It is amazing how few organizations—and individuals—understand institutional memory—what it is, its value-add and how to use it. So, instead of using it well and wisely, they allow it to be misused to the detriment of the organization.
Perhaps it is easiest to start with what institutional memory is not.
- It is not a person—ever, not even the longest-serving person on your board or staff; it isn’t even a founder
- It is not “We’ve tried that before
- It is not “But that is not how we have always done it.”
So, what is it? It is a collective set of facts and experiences about the evolution of, in this case, an organization. It is a written record that paints a broad brush-stroke picture of the organization’s origins through its lifecycles, up to the present, noting its high and low points and major accomplishments along the way. It is absolutely not the minutia.

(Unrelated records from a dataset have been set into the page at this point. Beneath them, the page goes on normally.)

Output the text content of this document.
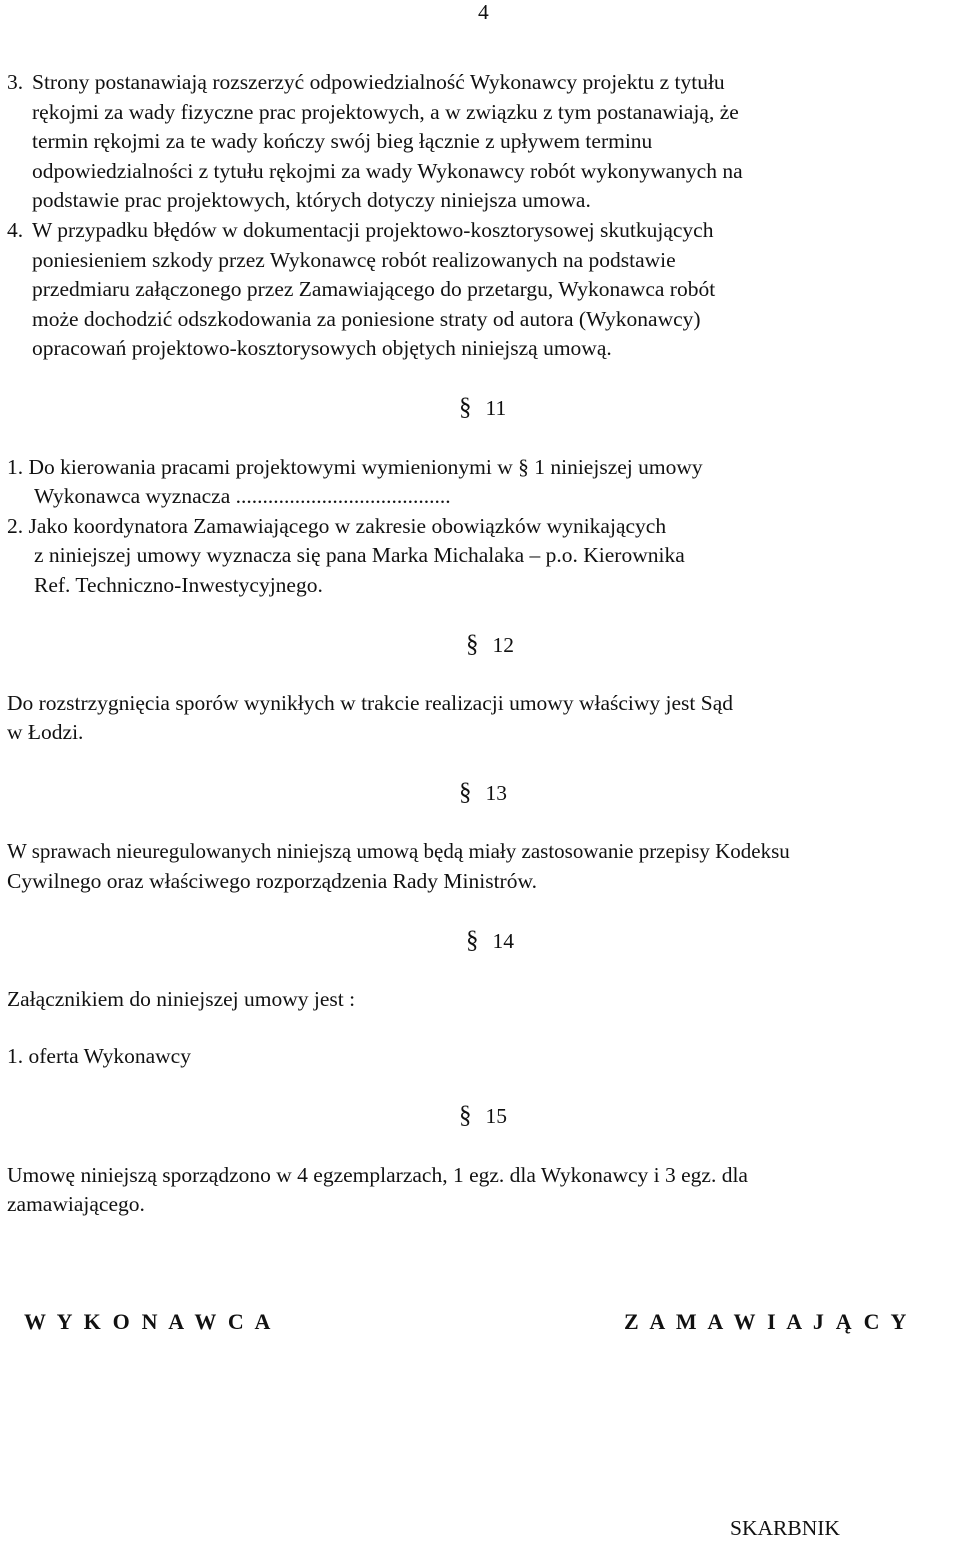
4
3. Strony postanawiają rozszerzyć odpowiedzialność Wykonawcy projektu z tytułu
rękojmi za wady fizyczne prac projektowych, a w związku z tym postanawiają, że
termin rękojmi za te wady kończy swój bieg łącznie z upływem terminu
odpowiedzialności z tytułu rękojmi za wady Wykonawcy robót wykonywanych na
podstawie prac projektowych, których dotyczy niniejsza umowa.
4. W przypadku błędów w dokumentacji projektowo-kosztorysowej skutkujących
poniesieniem szkody przez Wykonawcę robót realizowanych na podstawie
przedmiaru załączonego przez Zamawiającego do przetargu, Wykonawca robót
może dochodzić odszkodowania za poniesione straty od autora (Wykonawcy)
opracowań projektowo-kosztorysowych objętych niniejszą umową.
§ 11
1. Do kierowania pracami projektowymi wymienionymi w § 1 niniejszej umowy
Wykonawca wyznacza ........................................
2. Jako koordynatora Zamawiającego w zakresie obowiązków wynikających
z niniejszej umowy wyznacza się pana Marka Michalaka – p.o. Kierownika
Ref. Techniczno-Inwestycyjnego.
§ 12
Do rozstrzygnięcia sporów wynikłych w trakcie realizacji umowy właściwy jest Sąd
w Łodzi.
§ 13
W sprawach nieuregulowanych niniejszą umową będą miały zastosowanie przepisy Kodeksu
Cywilnego oraz właściwego rozporządzenia Rady Ministrów.
§ 14
Załącznikiem do niniejszej umowy jest :
1. oferta Wykonawcy
§ 15
Umowę niniejszą sporządzono w 4 egzemplarzach, 1 egz. dla Wykonawcy i 3 egz. dla
zamawiającego.
W Y K O N A W C A	Z A M A W I A J Ą C Y
SKARBNIK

Nor is it the biased recollection of one or two, but the collectively built story that is added on to with successive generations of the organization’s storytellers. It is the important history that must get shared with new staff, board members and other volunteers so that they can understand where the organization has been, while providing them with a context for determining where the organization still needs to go. It should never be an albatross or restraint, but rather one of many tools for helping to chart the next iteration of the organization—which may look nothing like what it was.

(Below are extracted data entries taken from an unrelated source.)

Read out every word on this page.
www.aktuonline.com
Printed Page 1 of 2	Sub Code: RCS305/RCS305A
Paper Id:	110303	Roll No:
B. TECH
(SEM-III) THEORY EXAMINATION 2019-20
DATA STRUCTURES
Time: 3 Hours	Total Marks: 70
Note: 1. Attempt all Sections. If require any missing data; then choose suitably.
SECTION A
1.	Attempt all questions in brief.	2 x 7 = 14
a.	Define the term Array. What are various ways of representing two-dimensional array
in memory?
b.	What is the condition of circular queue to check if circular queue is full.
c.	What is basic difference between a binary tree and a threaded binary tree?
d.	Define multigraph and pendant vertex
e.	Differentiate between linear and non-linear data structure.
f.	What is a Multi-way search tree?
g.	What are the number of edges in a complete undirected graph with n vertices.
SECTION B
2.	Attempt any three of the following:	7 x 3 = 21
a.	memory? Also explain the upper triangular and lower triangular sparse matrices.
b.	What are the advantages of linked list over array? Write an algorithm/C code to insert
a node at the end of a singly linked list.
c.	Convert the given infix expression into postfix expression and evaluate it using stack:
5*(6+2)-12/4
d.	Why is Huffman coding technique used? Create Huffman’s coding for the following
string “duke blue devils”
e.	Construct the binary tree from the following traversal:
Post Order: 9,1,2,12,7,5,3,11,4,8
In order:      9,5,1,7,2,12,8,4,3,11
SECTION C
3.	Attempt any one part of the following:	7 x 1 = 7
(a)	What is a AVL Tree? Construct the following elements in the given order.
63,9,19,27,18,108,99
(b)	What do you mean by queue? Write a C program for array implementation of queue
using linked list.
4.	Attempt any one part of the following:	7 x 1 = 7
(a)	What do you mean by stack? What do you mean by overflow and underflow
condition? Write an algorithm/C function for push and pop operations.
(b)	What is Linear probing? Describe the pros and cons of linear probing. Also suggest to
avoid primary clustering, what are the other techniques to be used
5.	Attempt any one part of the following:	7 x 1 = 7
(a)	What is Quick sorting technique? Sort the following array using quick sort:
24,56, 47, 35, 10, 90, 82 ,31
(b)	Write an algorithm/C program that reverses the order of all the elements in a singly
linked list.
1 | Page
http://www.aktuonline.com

We know that stagnant entities are dying ones, so to think that we do an organization a favor by keeping it firmly locked in its past is a huge mistake. We must have the wisdom (and institutional memory helps here) to know what must be kept from before and what is an interesting part of our past but is no longer relevant to what are and need to be today. In this conversation, it is imperative to identify those items of our past that are the sacred cows and, thus, cannot be touched. But in truth, there are generally very few sacred cows, if any, beyond an organization’s core values. And honestly, if we can touch them, they were not core values to begin with.
If your institutional memory isn’t written down—be it in narrative form or a simple timeline—then capture it immediately. As summer is approaching, this is a great project for a summer intern majoring in journalism, writing or marketing. Arm that intern with a recording device, current contact information for people of the past and send him/her out to collect the data and then write the story. And then keep it updated.
The story of how we got to where we are today—regardless of the shape of today—is invaluable to our present and future. It should not be lost, nor reside in human brains nor be ignored, if properly told. Organizations that accept a false understanding of institutional memory actually discourage progress and innovation, preferring to have their organizations live in the comfort (and only comfortable because it is known) of the past rather than chart a new, unknown and, presumably, better course. I would hope that even founders would want it this way.